In Baltimore’s daily Sun, J. Wynn Rousuck called the play a “highly inventive piece that’s “an intriguing study . . . suffused with a sense of the sanctity of the creative life.”  He, too, praised the three-painter scene as the performance’s “most stunning effect.”  Lieberman’s songs and Jo’s narration “bring to life the written words and inner thoughts of this plagued spirit.”  Rousuck was so taken with The Yellow House that a decade later, when Shapiro’s production of The Seagull by Anton Chekhov came to Baltimore’s Theatre Project from Albuquerque, the Sun reviewer reminded his readers about Shapiro’s “extraordinary work about Vincent Van Gogh” (31 October 1996) which had been “stunning” enough to "take your breath away” (12 November 1996).  (The theater artist hadn’t come east with his Riverside Repertory Theatre Company cast because he was too ill to travel.  Leonardo Shapiro died of cancer at home in New Mexico, where he’d gone to retire in 1993, on 22 January 1997.)

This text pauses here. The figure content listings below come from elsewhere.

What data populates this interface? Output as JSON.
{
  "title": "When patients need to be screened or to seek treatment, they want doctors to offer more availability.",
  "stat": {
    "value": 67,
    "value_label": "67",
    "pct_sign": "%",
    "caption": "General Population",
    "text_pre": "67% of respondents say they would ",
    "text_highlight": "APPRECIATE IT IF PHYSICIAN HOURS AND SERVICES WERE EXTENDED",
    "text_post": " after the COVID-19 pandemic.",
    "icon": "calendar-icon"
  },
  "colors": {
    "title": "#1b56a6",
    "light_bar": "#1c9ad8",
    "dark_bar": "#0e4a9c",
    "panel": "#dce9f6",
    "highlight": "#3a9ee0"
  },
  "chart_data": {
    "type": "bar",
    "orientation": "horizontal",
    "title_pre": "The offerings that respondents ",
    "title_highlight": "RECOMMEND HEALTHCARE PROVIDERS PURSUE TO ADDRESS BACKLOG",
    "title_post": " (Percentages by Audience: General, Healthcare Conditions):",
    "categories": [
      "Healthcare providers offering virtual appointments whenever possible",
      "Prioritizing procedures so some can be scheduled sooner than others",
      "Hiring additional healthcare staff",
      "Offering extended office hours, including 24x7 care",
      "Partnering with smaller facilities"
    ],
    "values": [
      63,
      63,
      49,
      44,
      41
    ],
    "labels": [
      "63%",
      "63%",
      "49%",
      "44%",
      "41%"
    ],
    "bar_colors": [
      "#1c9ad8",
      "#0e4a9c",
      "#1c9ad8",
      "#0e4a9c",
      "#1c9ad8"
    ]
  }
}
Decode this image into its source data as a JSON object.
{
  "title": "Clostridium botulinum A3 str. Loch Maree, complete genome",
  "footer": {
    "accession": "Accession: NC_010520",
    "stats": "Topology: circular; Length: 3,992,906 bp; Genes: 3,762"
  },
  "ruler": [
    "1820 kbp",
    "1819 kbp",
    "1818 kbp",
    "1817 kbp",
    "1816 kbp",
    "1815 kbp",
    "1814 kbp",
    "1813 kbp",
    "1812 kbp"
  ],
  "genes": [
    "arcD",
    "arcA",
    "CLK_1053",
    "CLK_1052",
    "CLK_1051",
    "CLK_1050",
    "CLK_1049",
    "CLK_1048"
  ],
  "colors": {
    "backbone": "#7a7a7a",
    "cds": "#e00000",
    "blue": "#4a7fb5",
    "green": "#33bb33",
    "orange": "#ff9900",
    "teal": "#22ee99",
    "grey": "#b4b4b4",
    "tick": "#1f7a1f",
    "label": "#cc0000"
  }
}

[I think that Yellow House was the most potentially successful of Shapiro’s work in terms of critical and audience reception—had it only received the kind of attention it deserved, especially at the Theatre of Nations.  It’s more accessible than Strangers, arguably the theater piece that most realized the principles and techniques Shapiro developed with the Shaliko Company (see my post on 3 and 6 March 2014), but it still demonstrates the theatricality, the space use, the synthesis of arts,  and so on.  It’s also a recognizable topic—people know about van Gogh—and it’s an exploration of something audiences understand intuitively.  Shapiro agreed that Yellow House was “pretty” and “not too rough . . . to be popular,” as he recognized that some of the Shaliko projects were.  The Baltimore theater festival was largely ignored except as a local event (even the Washington Post didn’t cover it, much less the New York Times, Wall Street Journal, Village Voice, New York magazine, VarietyTime, or Newsweek.  As you see, those Baltimore reviewers that did write about The Yellow House essentially raved over it.  Had the show garnered that kind of attention out of New York or nationally, it might have allowed Shapiro to raise the money for that unrealized European tour of Yellow House and a final New York production of the finished theater piece.  Nothing probably could have prevented Shapiro getting the diagnosis of bladder cancer the director received in July 1995, but had Yellow House gotten the kind of press coverage I think it should have, the end of Shapiro’s career might have been very different.

[I don’t put footnotes on Rick On Theater, but all the quotations in “The Yellow House” are sourced; I will be pleased to furnish any reader who’s interested with the citations for them upon request.  The sources, some of which aren’t published, run a gamut of Shaliko documents, articles and essays written by Leonardo Shapiro, reviews and press coverage of Shaliko’s and Shapiro’s work, interviews with Shapiro and  his colleagues and associates conducted by me, interviews of Shapiro conducted by other writers (some published and some not), transcripts from video tapes, and several other resources.  I won’t append a list of sources here—it would go on for pages—but I will list the reviews I quoted at the end of “The Yellow House”:

·   Victor Gluck, “The Yellow House,” Back Stage [New York] 28 March 1986: 42A.
·   John Strausbaugh, “Theater: The Color Yellow,” City Paper [Baltimore] 4-10 July 1986: 28-29.
·   David Bergman, “Theater: The Party’s Over,” City Paper [Baltimore] 11-17 July 1986: 28.
·   J. Wynn Rousuck, “‘The Yellow House’ Paints a Brilliant Picture of Van Gogh,” The Sun [Baltimore] 25 June 1986, sec. B: 1, 3.
·   J. Wynn Rousuck, “Shapiro’s Chekhov,” The Sun [Baltimore] “Like” [magazine sec.] 31 October 1996: 28.
·   J. Wynn Rousuck, “Theater review; Avant-garde director takes wing with ‘Seagull,’” The Sun [Baltimore] 12 November 1996, sec. E: 3.

[If any reader wants to verify a citation, leave a request in the Comments section for this post.  Just a reminder, however: not all sources will be available to the public and others may be hard to access because they exist only in non-circulating collections like the New York Public Library Billy Rose Theatre Division.]